Many have made their own valve bottom protector with a vinyl hose extension held in place with a hose clamp as a rubber hat is not a replaceable item and it is a waste to replace valve just to get a new hat, as the new hat may also disintegrate.

When a valve leaks the airbags will leak down. When the ignition key is on and HWH is in travel mode, the top two solenoids on the HWH 6-pack manifold are open, to allow the coach’s ride height valve to control leveling. When front airbags are manually raised with HWH panel and then HWH power is removed, the top two solenoids remain closed and keep the ride height valve from managing the leveling. This also keeps the rear ride height leveling system from functioning. Another way is to remove the front ride height mechanical linkage and find the sweet spot on the ride height valve that does not leak any air, then tape it in that position. Another way to disable the solenoids is to pull specific fuses within the HWH control box.

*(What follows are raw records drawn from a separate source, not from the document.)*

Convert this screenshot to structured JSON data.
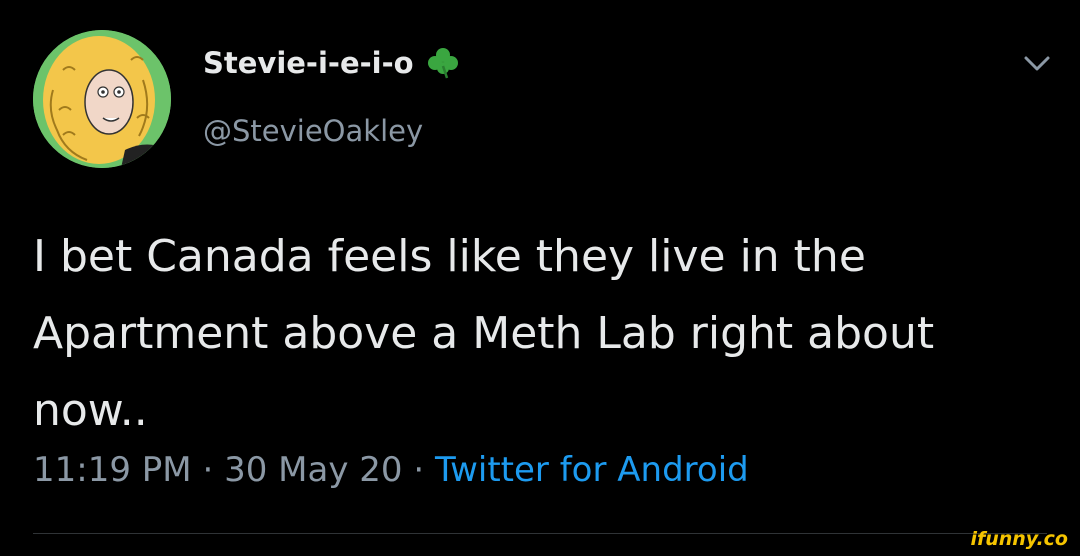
{
  "tweet": {
    "display_name": "Stevie-i-e-i-o",
    "handle": "@StevieOakley",
    "text": "I bet Canada feels like they live in the Apartment above a Meth Lab right about now..",
    "time": "11:19 PM",
    "separator": "·",
    "date": "30 May 20",
    "source": "Twitter for Android",
    "name_emoji": "shamrock-icon",
    "menu_icon": "chevron-down-icon"
  },
  "watermark": "ifunny.co",
  "colors": {
    "background": "#000000",
    "text": "#e7e9ea",
    "secondary": "#8b98a5",
    "link": "#1d9bf0",
    "avatar_bg": "#6cc36a",
    "clover": "#3aa640",
    "watermark": "#f5c400"
  }
}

Since your travel mode light goes out, this could indicate a different problem, but It sounds like your ride height valve could be leaking. One can drive for days and weeks with the front ride height valve out of the picture until a replacement ride height valve is found.

Single front ride height valve controls coach driving leveling from front to back. Two rear ride height valves control driving leveling from side to side. Rears are more important than the front.

The Front air regulator supplies air from the front brake tank to the front air suspension manifold. Pressure should be 50-60 lbs.

They put a regulator in the front circuit so that when we go into travel mode, the front end (which is lighter) doesn’t rise faster than the rear and confuse us into thinking we’re ready to travel before the rear is at travel height!